What does this mean for the Cloud services enterprises consume?

So what? This is our fourth topic – what does this mean for the Cloud services enterprises consume? In simplified terms:

  • Use of public cloud concentrates on higher value, premium services like generative AI which enable more complex and intelligent solutions for data analysis, automation, and decision-making
  • Simple storage, compute goes to the lowest cost platform, and non-hyperscale providers provide economic, basic services plus tailored packages of capabilities for specific products and industries

These trends won’t be absolute (i.e. there will never be a clean dividing line between premium and commodity), but even if directionally right there are a number of implications.

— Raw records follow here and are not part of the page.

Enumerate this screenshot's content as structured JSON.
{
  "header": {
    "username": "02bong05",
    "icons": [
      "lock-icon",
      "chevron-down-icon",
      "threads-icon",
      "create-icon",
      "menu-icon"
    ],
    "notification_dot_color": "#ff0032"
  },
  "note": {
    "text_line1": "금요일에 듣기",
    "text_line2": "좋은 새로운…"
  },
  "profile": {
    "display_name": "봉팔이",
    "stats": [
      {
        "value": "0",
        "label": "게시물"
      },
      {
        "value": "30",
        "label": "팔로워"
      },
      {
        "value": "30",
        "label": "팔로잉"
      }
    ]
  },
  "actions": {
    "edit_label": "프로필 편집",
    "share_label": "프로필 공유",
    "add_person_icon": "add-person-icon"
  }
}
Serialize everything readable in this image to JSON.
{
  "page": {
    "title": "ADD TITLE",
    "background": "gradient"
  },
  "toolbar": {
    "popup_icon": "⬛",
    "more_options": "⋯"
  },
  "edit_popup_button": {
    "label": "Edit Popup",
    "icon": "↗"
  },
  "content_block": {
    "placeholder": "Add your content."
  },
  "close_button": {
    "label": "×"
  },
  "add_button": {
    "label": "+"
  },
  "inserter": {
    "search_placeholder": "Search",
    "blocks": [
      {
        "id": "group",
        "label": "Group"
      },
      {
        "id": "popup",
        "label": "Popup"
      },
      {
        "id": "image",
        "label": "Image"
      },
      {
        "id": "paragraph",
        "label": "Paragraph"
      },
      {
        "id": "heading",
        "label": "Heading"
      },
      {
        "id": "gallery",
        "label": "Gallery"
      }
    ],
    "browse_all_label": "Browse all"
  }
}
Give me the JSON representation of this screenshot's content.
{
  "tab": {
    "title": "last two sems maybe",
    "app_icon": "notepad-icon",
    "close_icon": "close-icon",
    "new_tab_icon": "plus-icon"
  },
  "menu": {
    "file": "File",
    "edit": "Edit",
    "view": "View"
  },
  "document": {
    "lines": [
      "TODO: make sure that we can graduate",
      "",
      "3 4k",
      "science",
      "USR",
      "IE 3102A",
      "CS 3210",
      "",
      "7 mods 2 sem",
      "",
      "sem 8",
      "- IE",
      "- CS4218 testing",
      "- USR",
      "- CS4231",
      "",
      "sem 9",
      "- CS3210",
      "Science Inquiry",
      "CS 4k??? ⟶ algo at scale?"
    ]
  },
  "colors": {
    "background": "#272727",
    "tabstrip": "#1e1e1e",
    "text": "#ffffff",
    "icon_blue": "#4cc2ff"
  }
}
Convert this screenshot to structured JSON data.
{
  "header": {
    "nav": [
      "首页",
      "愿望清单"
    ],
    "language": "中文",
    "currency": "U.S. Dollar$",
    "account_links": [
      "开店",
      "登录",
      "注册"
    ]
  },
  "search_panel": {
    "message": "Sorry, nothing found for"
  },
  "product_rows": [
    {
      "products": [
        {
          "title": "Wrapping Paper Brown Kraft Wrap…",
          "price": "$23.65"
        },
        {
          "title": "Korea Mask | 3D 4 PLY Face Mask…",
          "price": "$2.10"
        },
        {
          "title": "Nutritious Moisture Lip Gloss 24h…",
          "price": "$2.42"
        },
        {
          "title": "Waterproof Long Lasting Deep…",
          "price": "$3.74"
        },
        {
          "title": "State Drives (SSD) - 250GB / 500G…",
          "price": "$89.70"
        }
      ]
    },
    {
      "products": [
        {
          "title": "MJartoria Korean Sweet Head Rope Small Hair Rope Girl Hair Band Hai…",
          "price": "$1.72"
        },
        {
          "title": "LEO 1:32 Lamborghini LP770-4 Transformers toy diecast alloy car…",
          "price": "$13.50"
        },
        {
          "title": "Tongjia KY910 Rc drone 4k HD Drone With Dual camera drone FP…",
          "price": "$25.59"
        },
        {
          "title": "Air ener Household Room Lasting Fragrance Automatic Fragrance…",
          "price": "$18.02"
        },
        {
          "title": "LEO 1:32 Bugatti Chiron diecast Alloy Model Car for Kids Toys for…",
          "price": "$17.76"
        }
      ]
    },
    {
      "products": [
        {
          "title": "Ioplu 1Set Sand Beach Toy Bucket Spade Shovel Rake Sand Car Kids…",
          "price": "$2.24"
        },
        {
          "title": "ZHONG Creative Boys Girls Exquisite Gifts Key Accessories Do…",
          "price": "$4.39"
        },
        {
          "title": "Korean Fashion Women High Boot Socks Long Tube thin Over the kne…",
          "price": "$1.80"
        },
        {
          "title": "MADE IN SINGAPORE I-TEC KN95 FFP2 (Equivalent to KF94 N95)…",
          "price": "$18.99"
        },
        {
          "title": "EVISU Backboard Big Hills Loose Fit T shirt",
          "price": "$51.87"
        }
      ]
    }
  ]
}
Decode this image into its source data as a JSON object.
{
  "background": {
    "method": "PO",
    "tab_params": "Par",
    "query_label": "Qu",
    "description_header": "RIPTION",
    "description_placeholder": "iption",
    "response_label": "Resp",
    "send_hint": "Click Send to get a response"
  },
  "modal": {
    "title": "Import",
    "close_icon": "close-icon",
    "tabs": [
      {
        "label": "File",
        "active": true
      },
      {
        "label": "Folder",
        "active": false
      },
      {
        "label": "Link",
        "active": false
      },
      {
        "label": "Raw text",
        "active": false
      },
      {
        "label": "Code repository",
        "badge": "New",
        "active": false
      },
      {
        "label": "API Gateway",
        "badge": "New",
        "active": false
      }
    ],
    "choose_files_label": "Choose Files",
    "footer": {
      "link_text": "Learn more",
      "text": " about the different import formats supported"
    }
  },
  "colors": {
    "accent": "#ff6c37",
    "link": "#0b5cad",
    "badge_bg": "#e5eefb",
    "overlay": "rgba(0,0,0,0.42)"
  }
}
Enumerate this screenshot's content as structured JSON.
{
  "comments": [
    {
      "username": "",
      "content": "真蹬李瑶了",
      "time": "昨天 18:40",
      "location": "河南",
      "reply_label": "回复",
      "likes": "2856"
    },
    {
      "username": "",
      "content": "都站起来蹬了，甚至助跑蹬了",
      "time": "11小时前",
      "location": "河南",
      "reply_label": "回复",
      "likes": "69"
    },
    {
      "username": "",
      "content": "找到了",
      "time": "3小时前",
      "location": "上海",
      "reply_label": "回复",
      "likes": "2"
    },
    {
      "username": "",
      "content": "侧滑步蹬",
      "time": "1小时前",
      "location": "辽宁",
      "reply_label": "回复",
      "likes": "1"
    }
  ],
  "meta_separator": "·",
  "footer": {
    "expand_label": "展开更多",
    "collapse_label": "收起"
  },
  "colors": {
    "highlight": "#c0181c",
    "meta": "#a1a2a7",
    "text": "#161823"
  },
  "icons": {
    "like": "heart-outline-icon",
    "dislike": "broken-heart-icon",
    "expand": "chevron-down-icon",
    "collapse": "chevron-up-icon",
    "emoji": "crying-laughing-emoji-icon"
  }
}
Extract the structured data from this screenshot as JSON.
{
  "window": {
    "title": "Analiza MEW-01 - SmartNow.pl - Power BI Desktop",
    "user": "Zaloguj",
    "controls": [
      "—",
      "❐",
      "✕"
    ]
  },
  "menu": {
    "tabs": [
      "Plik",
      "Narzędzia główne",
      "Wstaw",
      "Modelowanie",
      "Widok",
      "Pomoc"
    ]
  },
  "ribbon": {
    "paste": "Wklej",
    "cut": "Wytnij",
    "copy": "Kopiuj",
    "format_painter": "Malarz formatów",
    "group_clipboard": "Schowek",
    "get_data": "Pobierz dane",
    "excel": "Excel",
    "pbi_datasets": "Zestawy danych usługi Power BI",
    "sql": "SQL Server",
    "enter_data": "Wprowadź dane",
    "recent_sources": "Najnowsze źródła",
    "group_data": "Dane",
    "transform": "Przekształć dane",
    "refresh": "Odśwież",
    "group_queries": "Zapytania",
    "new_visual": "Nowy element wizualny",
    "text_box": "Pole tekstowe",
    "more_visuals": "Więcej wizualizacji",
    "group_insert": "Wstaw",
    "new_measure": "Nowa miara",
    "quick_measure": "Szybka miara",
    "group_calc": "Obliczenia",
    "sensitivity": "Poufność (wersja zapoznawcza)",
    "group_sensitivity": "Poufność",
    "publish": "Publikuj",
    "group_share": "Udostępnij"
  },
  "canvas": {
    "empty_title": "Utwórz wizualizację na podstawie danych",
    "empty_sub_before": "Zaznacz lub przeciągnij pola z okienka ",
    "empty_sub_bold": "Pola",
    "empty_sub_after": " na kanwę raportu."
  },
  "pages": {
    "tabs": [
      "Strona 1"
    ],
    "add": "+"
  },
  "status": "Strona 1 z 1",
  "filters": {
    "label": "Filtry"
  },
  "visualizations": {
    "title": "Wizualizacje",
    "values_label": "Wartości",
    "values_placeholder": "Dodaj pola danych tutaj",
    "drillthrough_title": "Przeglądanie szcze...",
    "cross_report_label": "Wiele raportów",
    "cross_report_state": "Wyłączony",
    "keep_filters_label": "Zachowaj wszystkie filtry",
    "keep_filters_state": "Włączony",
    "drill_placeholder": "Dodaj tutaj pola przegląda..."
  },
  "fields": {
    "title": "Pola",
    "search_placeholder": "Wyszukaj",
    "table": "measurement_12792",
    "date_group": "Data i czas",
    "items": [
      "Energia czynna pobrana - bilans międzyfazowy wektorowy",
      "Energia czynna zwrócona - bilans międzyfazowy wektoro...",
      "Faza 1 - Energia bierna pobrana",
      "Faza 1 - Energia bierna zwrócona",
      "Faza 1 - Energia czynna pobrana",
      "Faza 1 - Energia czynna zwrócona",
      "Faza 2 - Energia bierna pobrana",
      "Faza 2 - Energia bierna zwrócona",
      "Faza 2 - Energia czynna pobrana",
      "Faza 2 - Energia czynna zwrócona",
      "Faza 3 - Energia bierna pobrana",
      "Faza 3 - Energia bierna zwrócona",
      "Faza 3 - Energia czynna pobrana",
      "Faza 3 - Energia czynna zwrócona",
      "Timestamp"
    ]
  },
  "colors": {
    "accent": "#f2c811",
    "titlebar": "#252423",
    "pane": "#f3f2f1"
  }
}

Finally, these implications change the ways enterprises seek value from Cloud, and so they change the way they need to architect and organise for cloud. Public cloud is where most value will be created, so enterprise need to be able to exploit it effectively. But it’s not enough to say hyperscale Cloud is always the best solution to create value: being flexible, portable and value oriented is most important.

What should CIOs consider to enable this flexibility, portability and value orientation?

  • More routinely modelling and reviewing the cost of your cloud workloads and what value they generate – to avoid being caught off-guard by price increases or missing opportunities in the market. KPMG’s Transformation Impact Modeller is helping clients do this for over £5bn of spend
  • Managing value effectively from premium workloads, including understanding whether your speed to deliver is competitive, investing in initiatives such as KPMG’s Cloud Value Lab to properly explore and define value from breakthrough capabilities
  • Architecting for premiumisation – by ensuring your architecture supports future portability and minimises lock-in within your Landing Zones, automations, controls and major architectural choices such as containerisation
  • Resetting your toolset choices to consider portability and the ability to manage high value, high velocity workloads andlow churn, commodity workloads in different platforms and at different cost points
  • Assessing, designing and engineering the Data Architecture to be most effective in a hybrid cloud environment – for example, what you store in the Cloud versus what you expose to the Cloud when needed
  • Rethinking the skills which are needed – and the extent to which your skills create dependencies on individual platforms which impede being dynamic as the relative value of platforms changes

In conclusion

CSPs are pushing new Premium services to create more value for their clients. The value and cost of innovation is combining with supply-side constraints on energy, chips and other hardware components, moving Cloud services towards higher-cost, higher-value premium models. This isn’t just about the cost on the price tag, it’s also about changes in the products on the shelf.

This will incentivise enterprise to review their enterprise strategy, working out new ways to create value from premium services and take efficiencies from commodity services. This will change enterprise Cloud strategies and the way they are executed – or at least, it will for those who stay ahead of the curve.